В ночь с 29 на 30 апреля, фон Белов и его ординарец покинули имперскую канцелярию. Они тоже пошли по проторенной дорожке по Герман-Герингштрассе, через Бранденбургские ворота по Шарлоттенбургершоссе к железнодорожной станции Тиргартен, а затем по Кантштрассе, под огнем русских,
дошли до Мазуреналлее к командному пункту батальона гитлерюгенда, откуда проводник провел их по Рейхсштрассе к Имперскому стадиону. Там они догнали Фрейтага фон Лорингхофена, Вайса и Больдта, а затем последовали за ними к Пихельсдорфскому плацдарму, откуда на следующее утро, подобно своим предшественникам, поплыли на лодках по Хафелю и высадились на западном берегу между Гатовом и Кладовом.Глава 7
Смерть Гитлера
Когда фон Белов покидал бункер, Гитлер уже готовился к финальному акту своей пьесы. Днем в бункер была доставлена еще одна новость из внешнего мира: Муссолини был мертв. Соучастник гитлеровских преступлений, провозвестник фашизма, первым показавший Гитлеру возможность установления диктатуры в современной Европе и опередивший его в крушении иллюзий и поражении, наглядно показал ему теперь, какая судьба ждет поверженного тирана. Захваченные партизанами во время всеобщего восстания в Северной Италии Муссолини и его любовница Клара Петаччи были казнены, а их тела за ноги повешены на рыночной площади Милана. Разъяренная толпа била их трупы и швыряла в них камни. Если бы эти подробности стали известны Гитлеру и Еве Браун, то они еще раз повторили бы свои предсмертные распоряжения: их тела должны быть уничтожены так, «чтобы от них вообще ничего не осталось». «Я не желаю попасть в руки врага, которому требуется новое зрелище для отвлечения его истерических масс». На самом деле невероятно, чтобы детали казни Муссолини и Петаччи были известны Гитлеру и укрепили его в принятом решении. Судьба свергнутых деспотов во все времена была одинаковой; и Гитлер, велевший подвесить тело одного генерал-фельдмаршала на крюк, как тушу забитой коровы, не нуждался в отвлеченных исторических примерах для того, чтобы понять, какая судьба ждет его собственный труп, если он будет найден [223] .
223
Люди, воображение которых развито сильнее, чем память, часто утверждали, что на решение Гитлера повлияла судьба Муссолини. В рассказе о застольном разговоре заключенных в Нюрнберге, приписываемом главному психиатру процесса и опубликованном в га зете Sunday Express 25 августа 1946 года, даже цитировалось высказывание Геринга: «Вы помните, что случилось с Муссолини? Мы видели фотографию, на которой он и его любовница мертвые валялись в канаве, а потом были подвешены вверх ногами. Они выглядели ужасно! Гитлер пришел в неистовство и начал кричать: «Такого со мной не случится никогда!» Но одно лишь сопоставление дат опровергает этот вымысел. Геринг в последний раз видел Гитлера за восемь дней до смерти Муссолини. Сам Геринг, находясь в тюрьме, мог видеть фотографии, Гитлер – нет. Такова ценность человеческих свидетельств, на которых, однако, часто основывается писаная история.
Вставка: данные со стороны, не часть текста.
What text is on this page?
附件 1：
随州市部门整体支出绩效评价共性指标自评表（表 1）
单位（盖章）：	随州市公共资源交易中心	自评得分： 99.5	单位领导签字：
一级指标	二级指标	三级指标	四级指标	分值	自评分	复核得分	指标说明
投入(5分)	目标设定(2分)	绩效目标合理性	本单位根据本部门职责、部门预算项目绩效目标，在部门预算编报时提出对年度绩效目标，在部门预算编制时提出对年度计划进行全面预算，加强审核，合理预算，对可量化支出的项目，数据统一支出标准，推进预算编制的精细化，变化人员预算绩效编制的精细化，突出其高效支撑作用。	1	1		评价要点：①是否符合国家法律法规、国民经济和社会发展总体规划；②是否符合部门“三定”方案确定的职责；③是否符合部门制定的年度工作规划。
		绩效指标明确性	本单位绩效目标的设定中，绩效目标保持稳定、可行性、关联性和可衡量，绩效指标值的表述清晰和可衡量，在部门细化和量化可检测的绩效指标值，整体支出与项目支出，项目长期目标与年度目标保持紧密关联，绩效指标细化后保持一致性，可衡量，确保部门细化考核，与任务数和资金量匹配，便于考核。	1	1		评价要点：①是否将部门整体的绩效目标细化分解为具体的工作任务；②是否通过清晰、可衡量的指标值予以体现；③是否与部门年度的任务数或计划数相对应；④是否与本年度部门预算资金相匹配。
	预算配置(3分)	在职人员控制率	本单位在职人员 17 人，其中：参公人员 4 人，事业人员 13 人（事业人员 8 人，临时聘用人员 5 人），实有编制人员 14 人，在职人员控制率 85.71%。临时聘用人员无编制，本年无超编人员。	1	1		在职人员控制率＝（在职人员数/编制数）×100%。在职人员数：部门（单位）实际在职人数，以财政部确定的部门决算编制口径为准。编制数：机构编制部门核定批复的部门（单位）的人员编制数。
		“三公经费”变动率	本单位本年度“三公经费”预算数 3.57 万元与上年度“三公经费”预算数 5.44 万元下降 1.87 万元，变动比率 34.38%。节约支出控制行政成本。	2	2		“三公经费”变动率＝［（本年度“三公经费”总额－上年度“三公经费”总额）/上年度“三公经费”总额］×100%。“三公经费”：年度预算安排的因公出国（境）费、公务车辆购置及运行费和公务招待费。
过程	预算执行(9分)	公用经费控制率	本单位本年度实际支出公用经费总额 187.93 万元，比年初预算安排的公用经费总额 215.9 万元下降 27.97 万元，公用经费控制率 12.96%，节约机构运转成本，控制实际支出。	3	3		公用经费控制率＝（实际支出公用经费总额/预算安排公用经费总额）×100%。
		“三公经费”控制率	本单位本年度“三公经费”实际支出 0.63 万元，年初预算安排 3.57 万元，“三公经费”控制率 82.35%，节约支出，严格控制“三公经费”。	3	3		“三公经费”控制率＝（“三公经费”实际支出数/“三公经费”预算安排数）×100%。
Днем Гитлер приказал убить свою любимую эльзасскую овчарку Блонди. Профессор Хаазе, лечивший теперь раненых в своей берлинской клинике, явился в бункер и отравил собаку. Две другие собаки, жившие в имперской канцелярии, были застрелены фельдфебелем, который за ними ухаживал. После этого Гитлер дал капсулы с ядом двум своим секретаршам, чтобы они воспользовались ими в случае крайней необходимости. Он извинился за то, что не смог преподнести им лучшего прощального подарка, похвалил за мужество и в обычной своей манере добавил, что ему хотелось бы, чтобы его генералы были так же надежны, как они [224] .
224
Показания фрау Юнге.
Вечером, когда обитатели двух наружных бункеров обедали в импровизированной столовой, устроенной в центральном проходе бункера фюрера, туда явился один из эсэсовских охранников, сказавший присутствующим, что фюрер хочет попрощаться с дамами, и приказал никому не ложиться спать до получения приказа. Около половины третьего утра этот приказ поступил. Все были вызваны по телефону в бункер и снова собрались в столовой – офицеры и женщины, всего около двадцати человек. Когда все собрались, из своих личных апартаментов вышел Гитлер в сопровождении Бормана. Взгляд Гитлера был отстраненным, глаза блестели от покрывавшей их влажной пленки, которую так красочно описала Ханна Рейтч. Некоторые из присутствующих даже решили, что Гитлер находится под воздействием наркотиков; но такое объяснение не могло прийти в голову тем, кто изо дня в день наблюдал Гитлера в его последние дни. Молча Гитлер пошел по проходу, пожимая руки женщинам. Некоторые из них заговаривали с ним, но он либо молчал в ответ, либо мычал что-то нечленораздельное. В тот день молчаливое пожатие рук было обычным для Гитлера [225] .
225
Рассказ баронессы фон Варо.
Когда Гитлер ушел, участники и свидетели этой странной сцены некоторое время обсуждали ее значение. Они сошлись на том, что значение могло быть только одно: фюрер вот-вот покончит жизнь самоубийством. После этого в бункере произошло нечто невероятное. Казалось, что с души обитателей бункера слетело тяжелое и темное облако. Страшный колдун, тиран, наполнявший их дни невыносимым мелодраматическим напряжением, скоро умрет, и в краткий миг сумерек они наконец смогут свободно поиграть. В столовой, где находились солдаты и ординарцы, шли танцы. Когда солдатам сообщили новость, они и не подумали прекратить свое развлечение. Вестовой из бункера фюрера велел им утихомириться, но танцы продолжались как ни в чем не бывало. Портной [226] , работавший в ставке Гитлера и оказавшийся теперь вместе с другими заложником в бункере, страшно удивился, когда бригаденфюрер Раттенхубер, начальник полицейской охраны Гитлера и генерал СС, сердечно похлопал его по плечу и поздоровался с ним с демократичной фамильярностью. Привыкший к строгой иерархии бункера, портной был несказанно удивлен. К нему отнеслись так, словно он был старшим офицером. «Впервые я услышал, как высокопоставленный офицер сказал мне «Добрый вечер!», и я понял, что настроение в бункере полностью изменилось». Потом от одного из солдат портной узнал причину такого внезапного и неожиданного дружелюбия. Ничто так не стирает классовые различия, как общая опасность и общее облегчение.
226
В.О. Мюллер.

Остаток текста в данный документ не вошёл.